0
votes

I am trying to slightly extend the problem described in this question:

dc.js and crossfilter reduce average counts per day of week

I would like to chart average counts per hour of the day. I have followed the solution above, counting the values by day in the custom reduce with the only change being to dimension by hour of day. This seems to work well and can be seen in the following fiddle:

http://jsfiddle.net/dolomite/6eeahs6z/73/

The top bar chart shows the average counts by hour, the lower chart the total counts by hour. So hour 22 has a total count of 47 and average count of 4.2727... There are 11 days in the data so this is correct.

However, when I click on the weekday row chart and filter for Sunday I get a total count for hour 22 of 4 and an average of 0.3636... The denominator in calculating the average values is still including all weekdays in the data, irrespective of the weekday I filter by. So while the total count has filtered to just show 4 for Sunday it is being divided by the total number of days in the data, whereas the requirement is just to divide by the number of whichever day/s have been selected in the filter.

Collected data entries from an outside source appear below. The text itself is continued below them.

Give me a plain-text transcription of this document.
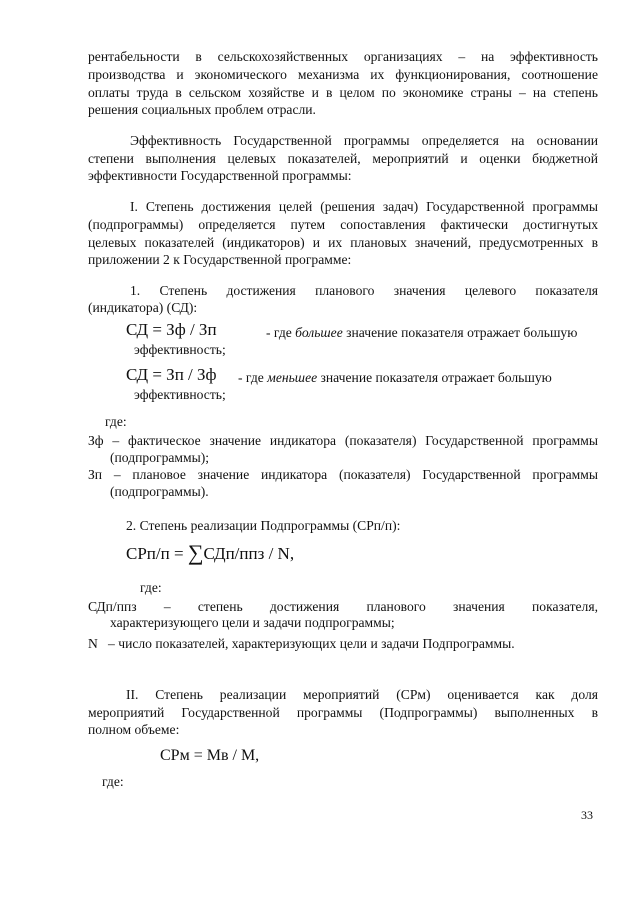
рентабельности в сельскохозяйственных организациях – на эффективность
производства и экономического механизма их функционирования, соотношение
оплаты труда в сельском хозяйстве и в целом по экономике страны – на степень
решения социальных проблем отрасли.
Эффективность Государственной программы определяется на основании
степени выполнения целевых показателей, мероприятий и оценки бюджетной
эффективности Государственной программы:
I. Степень достижения целей (решения задач) Государственной программы
(подпрограммы) определяется путем сопоставления фактически достигнутых
целевых показателей (индикаторов) и их плановых значений, предусмотренных в
приложении 2 к Государственной программе:
1. Степень достижения планового значения целевого показателя
(индикатора) (СД):
СД = Зф / Зп	- где большее значение показателя отражает большую
эффективность;
СД = Зп / Зф - где меньшее значение показателя отражает большую
эффективность;
где:
Зф – фактическое значение индикатора (показателя) Государственной программы
(подпрограммы);
Зп – плановое значение индикатора (показателя) Государственной программы
(подпрограммы).
2. Степень реализации Подпрограммы (СРп/п):
СРп/п = ∑СДп/ппз / N,
где:
СДп/ппз – степень достижения планового значения показателя,
характеризующего цели и задачи подпрограммы;
N – число показателей, характеризующих цели и задачи Подпрограммы.
II. Степень реализации мероприятий (СРм) оценивается как доля
мероприятий Государственной программы (Подпрограммы) выполненных в
полном объеме:
СРм = Мв / М,
где:
33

I know the solution lies in modifying the custom reduce but I am stuck! Any pointers on where I am going wrong would be gratefully received.

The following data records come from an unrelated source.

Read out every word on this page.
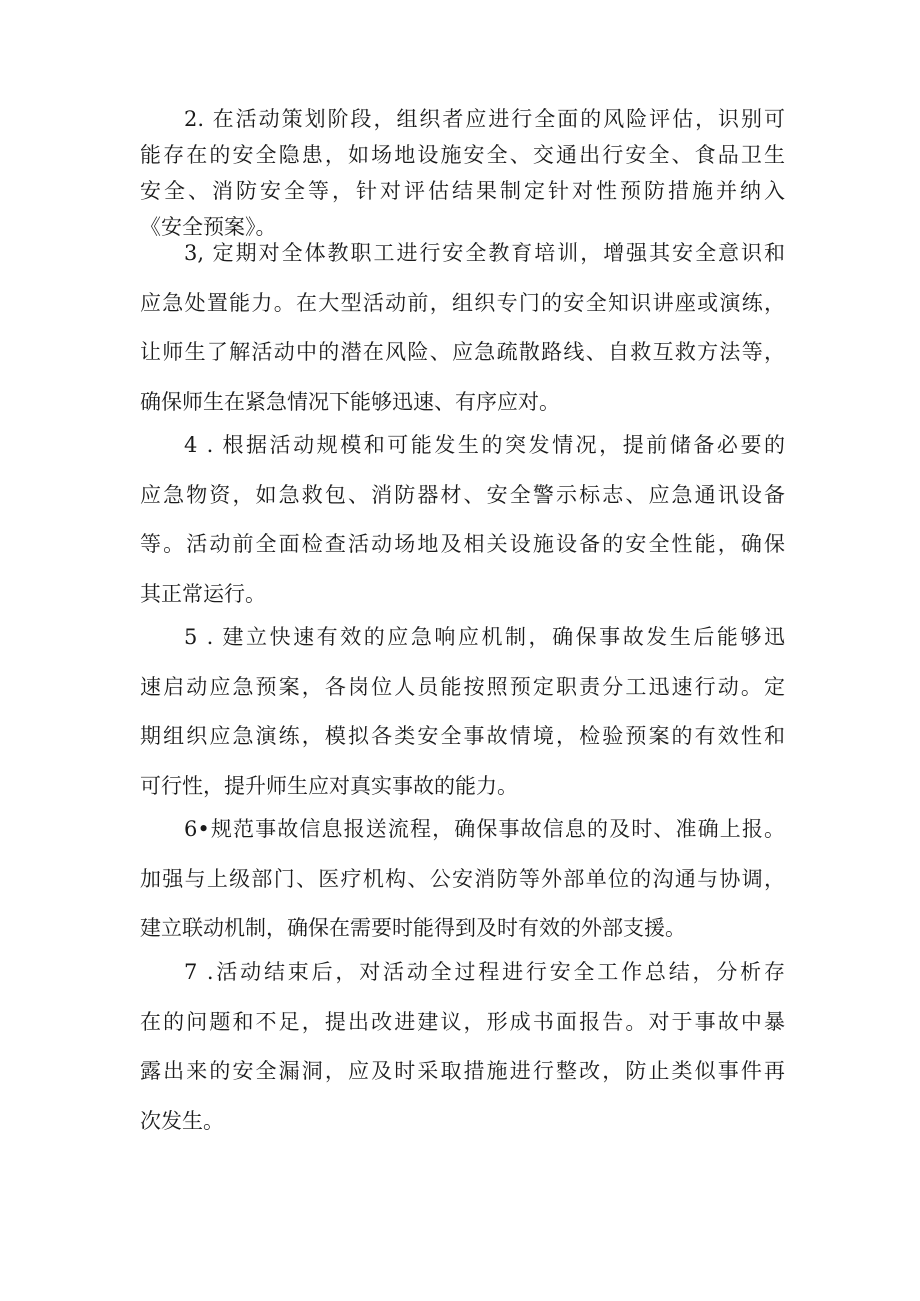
2. 在活动策划阶段，组织者应进行全面的风险评估，识别可
能存在的安全隐患，如场地设施安全、交通出行安全、食品卫生
安全、消防安全等，针对评估结果制定针对性预防措施并纳入
《安全预案》。
3, 定期对全体教职工进行安全教育培训，增强其安全意识和
应急处置能力。在大型活动前，组织专门的安全知识讲座或演练，
让师生了解活动中的潜在风险、应急疏散路线、自救互救方法等，
确保师生在紧急情况下能够迅速、有序应对。
4 . 根据活动规模和可能发生的突发情况，提前储备必要的
应急物资，如急救包、消防器材、安全警示标志、应急通讯设备
等。活动前全面检查活动场地及相关设施设备的安全性能，确保
其正常运行。
5 . 建立快速有效的应急响应机制，确保事故发生后能够迅
速启动应急预案，各岗位人员能按照预定职责分工迅速行动。定
期组织应急演练，模拟各类安全事故情境，检验预案的有效性和
可行性，提升师生应对真实事故的能力。
6•规范事故信息报送流程，确保事故信息的及时、准确上报。
加强与上级部门、医疗机构、公安消防等外部单位的沟通与协调，
建立联动机制，确保在需要时能得到及时有效的外部支援。
7 .活动结束后，对活动全过程进行安全工作总结，分析存
在的问题和不足，提出改进建议，形成书面报告。对于事故中暴
露出来的安全漏洞，应及时采取措施进行整改，防止类似事件再
次发生。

hourAvgGroup = hourDim.group().reduce(
            function (p, v) { // add
                var day = d3.time.day(v.EventDate).getTime();
                p.map.set(day, p.map.has(day) ? p.map.get(day) + 1 : 1);
                p.avg = average_map(p.map);
                return p;
            },
            function (p, v) { // remove
                var day = d3.time.day(v.EventDate).getTime();
                p.map.set(day, p.map.has(day) ? p.map.get(day) - 1 : 0);
                p.avg = average_map(p.map);
                return p;
            },
            function () { // init
                return { map: d3.map(), avg: 0 };
            }
        )

function average_map(m) {
var sum = 0;
m.forEach(function(k, v) {
    sum += v;
});
return m.size() ? sum / m.size() : 0;
}
1

1 Answers

1
votes

m.size() counts up the number of keys in the map. The problem is that even if a day has 0 records assigned to it, the key is still there, so m.size() counts it in the denominator. The solution is to remove the key when the count gets to 0. There are probably more efficient ways to do this, but the simplest solution is to add one line to your remove function in the custom reducer so that the function looks like this:

function (p, v) { // remove
  var day = d3.time.day(v.EventDate).getTime();
  p.map.set(day, p.map.has(day) ? p.map.get(day) - 1 : 0);
  // If the day has 0 records, remove the key
  if(p.map.has(day) && p.map.get(day) == 0) p.map.remove(day);
  p.avg = average_map(p.map);
  return p;
},

By the way, I would also recommend not including the actual average and average calculation in your group. Calculate it in the dc.js chart valueAccessor instead. The reducer is run once for every record added or removed. The valueAccessor is only run once per filter operation.